An important change is my becoming a better Anthropologist.  Anthropology in relation to ethnography, to me, means removal of self for the greater good of a project or understanding of a group of people.  We learn this in school, in addition to critical thinking and best practices, but it’s easy to forget in day-to-day life.  Our gut reactions and upbringing play a role in all that we do.  Most of our interactions depend on our NOT dissolving our personality – our friends want to know what we think, colleagues want to know who we are.  Acting as a Faceless Man would draw suspicion.

But when conducting ethnography, it is best to fade oneself out.  This is hard to do, and it is obvious to a project when an Anthropologist is unable to do so.  At the beginning of the project, I found myself bumping against this wall like a piece of driftwood against the levee.  I knew that the wall needed to be dissolved, but I wasn’t sure how.  Most of the stories I was hearing weren’t in large conflict with myself, so the urgency wasn’t there.

The challenge came when I was in the South.  It is a cliché that the South is religious, but several of my interviews took that slant.  Some even went so far as to be anti-other-religion, which is hard for me to support.  This is where my levee finally broke.  You see, this project isn’t about me.  I am just a conduit.  I had felt as such at the beginning, that I was being given these stories in trust that I would direct their flow with care to their final destination.  Now I had stories I didn’t necessarily agree with.

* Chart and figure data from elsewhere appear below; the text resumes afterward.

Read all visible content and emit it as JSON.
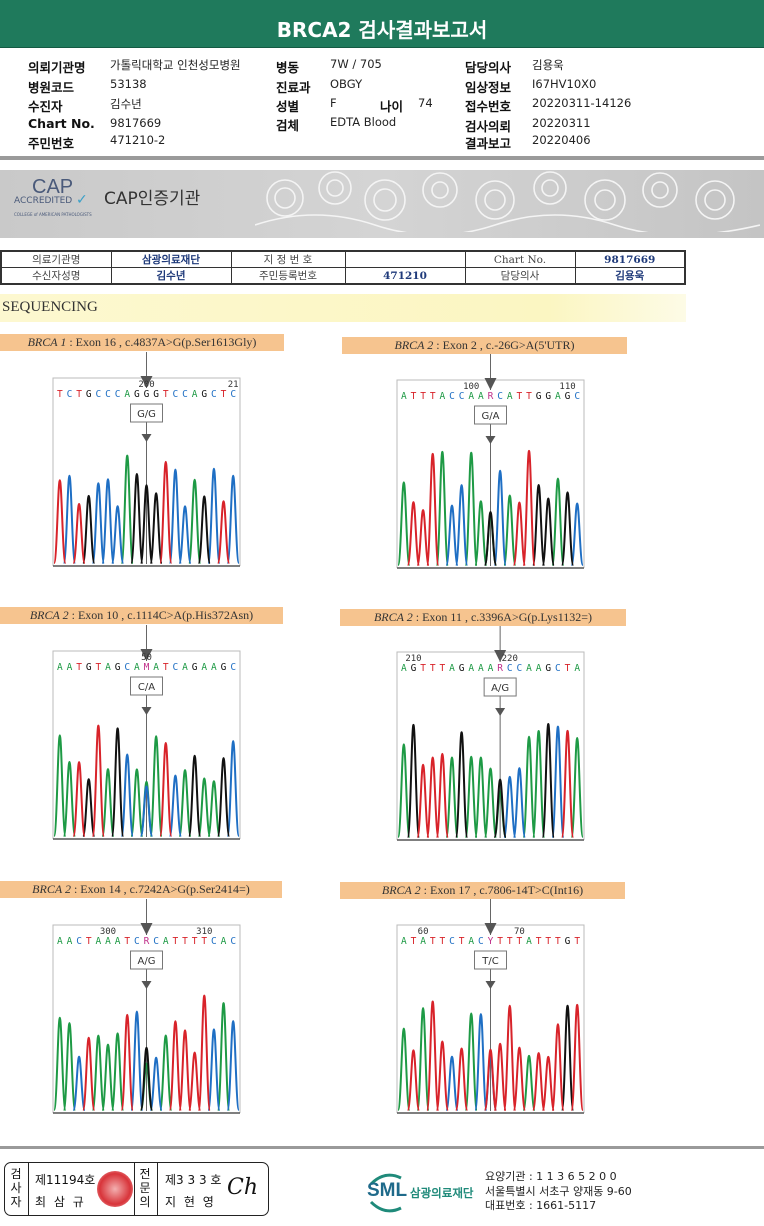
{
  "title": "BRCA2 검사결과보고서",
  "info": {
    "col1": [
      {
        "k": "의뢰기관명",
        "v": "가톨릭대학교 인천성모병원"
      },
      {
        "k": "병원코드",
        "v": "53138"
      },
      {
        "k": "수진자",
        "v": "김수년"
      },
      {
        "k": "Chart No.",
        "v": "9817669"
      },
      {
        "k": "주민번호",
        "v": "471210-2"
      }
    ],
    "col2": [
      {
        "k": "병동",
        "v": "7W / 705"
      },
      {
        "k": "진료과",
        "v": "OBGY"
      },
      {
        "k": "성별",
        "v": "F"
      },
      {
        "k": "검체",
        "v": "EDTA Blood"
      }
    ],
    "age": {
      "k": "나이",
      "v": "74"
    },
    "col3": [
      {
        "k": "담당의사",
        "v": "김용욱"
      },
      {
        "k": "임상정보",
        "v": "I67HV10X0"
      },
      {
        "k": "접수번호",
        "v": "20220311-14126"
      },
      {
        "k": "검사의뢰",
        "v": "20220311"
      },
      {
        "k": "결과보고",
        "v": "20220406"
      }
    ]
  },
  "cap": {
    "logo_big": "CAP",
    "logo_acc": "ACCREDITED",
    "logo_college": "COLLEGE of AMERICAN PATHOLOGISTS",
    "label": "CAP인증기관"
  },
  "report_table": {
    "r1": [
      "의료기관명",
      "삼광의료재단",
      "지 정 번 호",
      "",
      "Chart No.",
      "9817669"
    ],
    "r2": [
      "수신자성명",
      "김수년",
      "주민등록번호",
      "471210",
      "담당의사",
      "김용욱"
    ]
  },
  "section": "SEQUENCING",
  "panels": [
    {
      "gene": "BRCA 1",
      "desc": " : Exon 16 , c.4837A>G(p.Ser1613Gly)",
      "sequence": "TCTGCCCAGGGTCCAGCTC",
      "ticks": [
        {
          "label": "200",
          "base": 9
        },
        {
          "label": "21",
          "base": 18
        }
      ],
      "variant_base_index": 9,
      "genotype": "G/G"
    },
    {
      "gene": "BRCA 2",
      "desc": " : Exon 2 , c.-26G>A(5'UTR)",
      "sequence": "ATTTACCAARCATTGGAGC",
      "ticks": [
        {
          "label": "100",
          "base": 7
        },
        {
          "label": "110",
          "base": 17
        }
      ],
      "variant_base_index": 9,
      "genotype": "G/A"
    },
    {
      "gene": "BRCA 2",
      "desc": " : Exon 10 , c.1114C>A(p.His372Asn)",
      "sequence": "AATGTAGCAMATCAGAAGC",
      "ticks": [
        {
          "label": "50",
          "base": 9
        }
      ],
      "variant_base_index": 9,
      "genotype": "C/A"
    },
    {
      "gene": "BRCA 2",
      "desc": " : Exon 11 , c.3396A>G(p.Lys1132=)",
      "sequence": "AGTTTAGAAARCCAAGCTA",
      "ticks": [
        {
          "label": "210",
          "base": 1
        },
        {
          "label": "220",
          "base": 11
        }
      ],
      "variant_base_index": 10,
      "genotype": "A/G"
    },
    {
      "gene": "BRCA 2",
      "desc": " : Exon 14 , c.7242A>G(p.Ser2414=)",
      "sequence": "AACTAAATCRCATTTTCAC",
      "ticks": [
        {
          "label": "300",
          "base": 5
        },
        {
          "label": "310",
          "base": 15
        }
      ],
      "variant_base_index": 9,
      "genotype": "A/G"
    },
    {
      "gene": "BRCA 2",
      "desc": " : Exon 17 , c.7806-14T>C(Int16)",
      "sequence": "ATATTCTACYTTTATTTGT",
      "ticks": [
        {
          "label": "60",
          "base": 2
        },
        {
          "label": "70",
          "base": 12
        }
      ],
      "variant_base_index": 9,
      "genotype": "T/C"
    }
  ],
  "base_colors": {
    "A": "#1e9a45",
    "C": "#1f6fc4",
    "G": "#111111",
    "T": "#d8232a",
    "mixed": "#c0308a"
  },
  "signatures": {
    "examiner_label": "검사자",
    "examiner_no": "제11194호",
    "examiner_name": "최 삼 규",
    "specialist_label": "전문의",
    "specialist_no": "제3 3 3 호",
    "specialist_name": "지 현 영"
  },
  "footer": {
    "logo": "SML",
    "org": "삼광의료재단",
    "line1": "요양기관 : 1 1 3 6 5 2 0 0",
    "line2": "서울특별시 서초구 양재동 9-60",
    "line3": "대표번호 : 1661-5117"
  }
}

I’ve always said I want to be able to represent a people or situation as accurately as possible, without sensationalizing as the news does.  For me to remove any part of a story because I didn’t agree with it would be falling into the very habits for which I frown upon the news.  It would also negate the trust I am building with the participants.  My walls are down, and it feels good.


When I started the project, I thought I might do best if I crowdsourced the stories.  I don’t know all 300 Million Americans.  After circulating the project in my own city, and getting a little local PR, nothing happened.  Not one story came through.  So I started calling friends.

This is where the snowball effect began.  I currently have five stories yet to transcribe, and fifteen more scheduled in the coming month.  The national map is growing, too.  I’m confident that the project will reach a critical mass wherein strangers will begin referring interviews as well, but it’s not there, yet.

The best part of all this is reconnecting with people I haven’t spoken with in a long time.  I am calling friends all over the country, people I have loved.  Hearing their voices, catching up on lives, leaves me a bit stunned.  Why in the world did I ever stop talking to them?  I don’t mean Facebook talking.  I mean really talking on a personal level.  Sending full messages, and spending the time on a phone call.

This project is overwhelmingly about connections.  It is about adding flesh and blood to the cold fact bones of history.  I am so lucky that a side effect of this is enriching my own connections once more.

Yesterday morning I had the pleasure of sitting down with Shelley Irwin, WGVU’s Morning Show hostess.  We discussed the Untold Stories project and its needs – namely, the need to find more West Michigan interviewees.